1) First is finding your own retirement number, how much you’ll need and how much you have saved. Social security can pay for some expenses but the rest needs to be made up with savings. If you divide the amount you need from savings each year by 0.04 then you’ll have an approximate for how much you need by the time you retire.

Example: If my expenses in retirement for my wife and I are around $45,000 and social security might pick up $30,000 after taxes, I need $15,000 a year from investments. Earning $15,000 a year means saving $375,000 (found by dividing $15,000 by 0.04).

*Understand that’s in a state with no capital gains tax so you’ll need more if your state charges investors on earnings.

2) You’ve got a few options when it comes to reaching your retirement number but it really comes down to either saving more, making more money or both.

The average household spends about $52,000 according to the BLS household spending survey. Cutting your budget by just $150 a month, that’s cutting just 3.4% from your budget, can save an extra $145,256 over 27 years.

saving more for retirement

The boom in the gig economy means it’s just as easy to make a little extra cash as it is to save it. I average just over $6,000 a month on different income sources and my five blogs. Becoming a freelancer can mean easily making $15 an hour and filling your savings gap with just a few hours a week.

3) If you’re close to retirement or just can’t seem to close the retirement savings gap then consider downsizing your expenses. Many retirees see their expenses decrease a little anyway because they don’t need to pay for work clothes, transportation or save for retirement.

That’s a start but you might have to cut further if your savings are coming up short.

  • Consider moving to a smaller home or apartment
  • Consider selling your home to your children on the term that you get to live rent-free but they get the house in your estate
  • Cutting back to one car instead of two can save more than $4,000 a year for the average family
  • Look for free community or senior events rather than more expensive outings

4) A more drastic move (literally) may be to move to a retirement-friendly state with no capital gains or income taxes. Eleven states charge either no capital gains tax on investments, no income tax or both.

States with no capital gains and no income tax include Florida, Nevada, Texas, South Dakota, Wyoming, Washington and Alaska.

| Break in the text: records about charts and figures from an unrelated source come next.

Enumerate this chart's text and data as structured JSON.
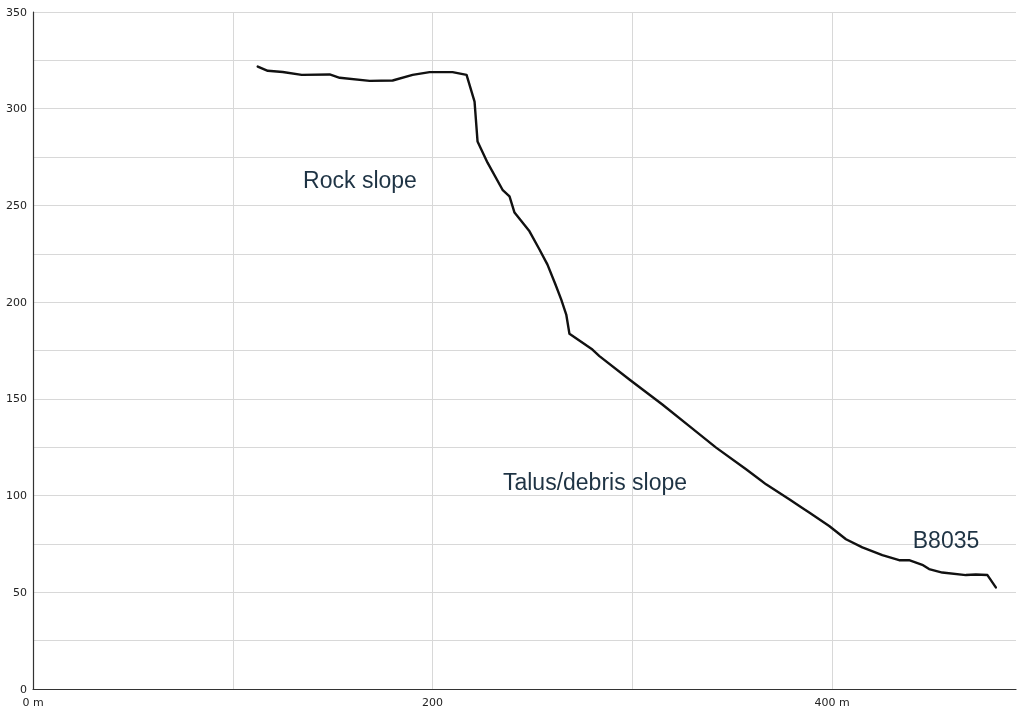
{
  "chart_data": {
    "type": "line",
    "x": [
      112.5,
      117.5,
      125,
      134.5,
      148.5,
      153.5,
      168.5,
      180,
      190,
      198.5,
      210,
      217,
      221,
      222.5,
      227.5,
      235,
      238.5,
      241,
      248.5,
      253.5,
      257.5,
      261.5,
      264.4,
      266.9,
      268.5,
      280,
      283.5,
      298.5,
      315,
      328.5,
      341.9,
      356.9,
      366.9,
      378.5,
      388.5,
      398.5,
      406.9,
      415.1,
      425.1,
      433.5,
      438.5,
      445.1,
      448.5,
      455.1,
      466.9,
      471.9,
      477.7,
      481.9
    ],
    "series": [
      {
        "color": "#111111",
        "values": [
          321.8,
          319.6,
          319,
          317.5,
          317.7,
          316,
          314.4,
          314.6,
          317.5,
          318.9,
          318.9,
          317.5,
          303.7,
          283.1,
          272.1,
          258.1,
          254.7,
          246.3,
          236.6,
          227.2,
          219.4,
          209.1,
          201.3,
          193.6,
          183.6,
          175.5,
          172.1,
          160,
          147.1,
          135.9,
          124.8,
          113.6,
          105.8,
          98.1,
          91.2,
          84.3,
          77.4,
          73.2,
          69.2,
          66.6,
          66.6,
          64.2,
          62,
          60.2,
          58.9,
          59.2,
          58.9,
          52.5
        ]
      }
    ],
    "xlim": [
      0,
      492
    ],
    "ylim": [
      0,
      350
    ],
    "xticks": [
      {
        "value": 0,
        "label": "0 m"
      },
      {
        "value": 100,
        "label": null
      },
      {
        "value": 200,
        "label": "200"
      },
      {
        "value": 300,
        "label": null
      },
      {
        "value": 400,
        "label": "400 m"
      }
    ],
    "yticks": [
      0,
      {
        "value": 25,
        "label": null
      },
      50,
      {
        "value": 75,
        "label": null
      },
      100,
      {
        "value": 125,
        "label": null
      },
      150,
      {
        "value": 175,
        "label": null
      },
      200,
      {
        "value": 225,
        "label": null
      },
      250,
      {
        "value": 275,
        "label": null
      },
      300,
      {
        "value": 325,
        "label": null
      },
      350
    ],
    "annotations": [
      "Rock slope",
      "Talus/debris slope",
      "B8035"
    ],
    "grid": true,
    "marker": "none",
    "line_style": "solid"
  }
}
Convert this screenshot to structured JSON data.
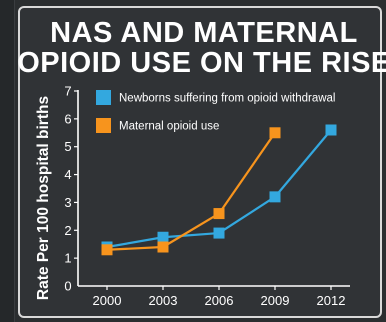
{
  "chart_data": {
    "type": "line",
    "title_lines": [
      "NAS AND MATERNAL",
      "OPIOID USE ON THE RISE"
    ],
    "ylabel": "Rate Per 100 hospital births",
    "xlabel": "",
    "x": [
      "2000",
      "2003",
      "2006",
      "2009",
      "2012"
    ],
    "ylim": [
      0,
      7
    ],
    "yticks": [
      1,
      2,
      3,
      4,
      5,
      6,
      7
    ],
    "y_zero_label": "0",
    "grid": false,
    "legend_position": "top-left",
    "series": [
      {
        "name": "Newborns suffering from opioid withdrawal",
        "color": "#33a8df",
        "values": [
          1.4,
          1.75,
          1.9,
          3.2,
          5.6
        ]
      },
      {
        "name": "Maternal opioid use",
        "color": "#f7941d",
        "values": [
          1.3,
          1.4,
          2.6,
          5.5,
          null
        ]
      }
    ],
    "axis_color": "#ffffff"
  }
}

If you’re still stretched for expenses in retirement, you could consider moving to another country with an even lower cost-of-living. You’ll still receive your social security and healthcare in many countries in Latin America is a fraction of the cost in the States.

My family lives on about $1,900 a month here in Medellin, Colombia. That includes all the amenities you would expect of a large city, health insurance for two adults and a child, and annual vacations back to the United States.

What NOT to Do to Avoid a Retirement Crisis

Whatever you do, don’t freak out and chase risky investments. Investing all your money in stocks rather than a mix of bonds, stocks and real estate or chasing risky investments is the worst thing you can do to close the retirement gap.

The bull market in stocks is the second-longest in history. That isn’t going to last forever and investors have a horrible track record of timing when to sell investments. That means putting all your money in stocks is only going to mean losing money when the crash finally comes.

Instead, focus on saving or making more money. Invest in a diversified portfolio of stocks, bonds and real estate that won’t crumble when the market does.

The retirement savings crisis is coming and there isn’t much states can do about it collectively. The fact is that people just aren’t ready for retirement with average retirement savings in each state that is well below what’s needed to pay living expenses. They’ll need to work longer and spend less. You can avoid the worst of this by saving more and planning now. Take the steps now to avoid a retirement savings gap and enjoy the retirement you deserve.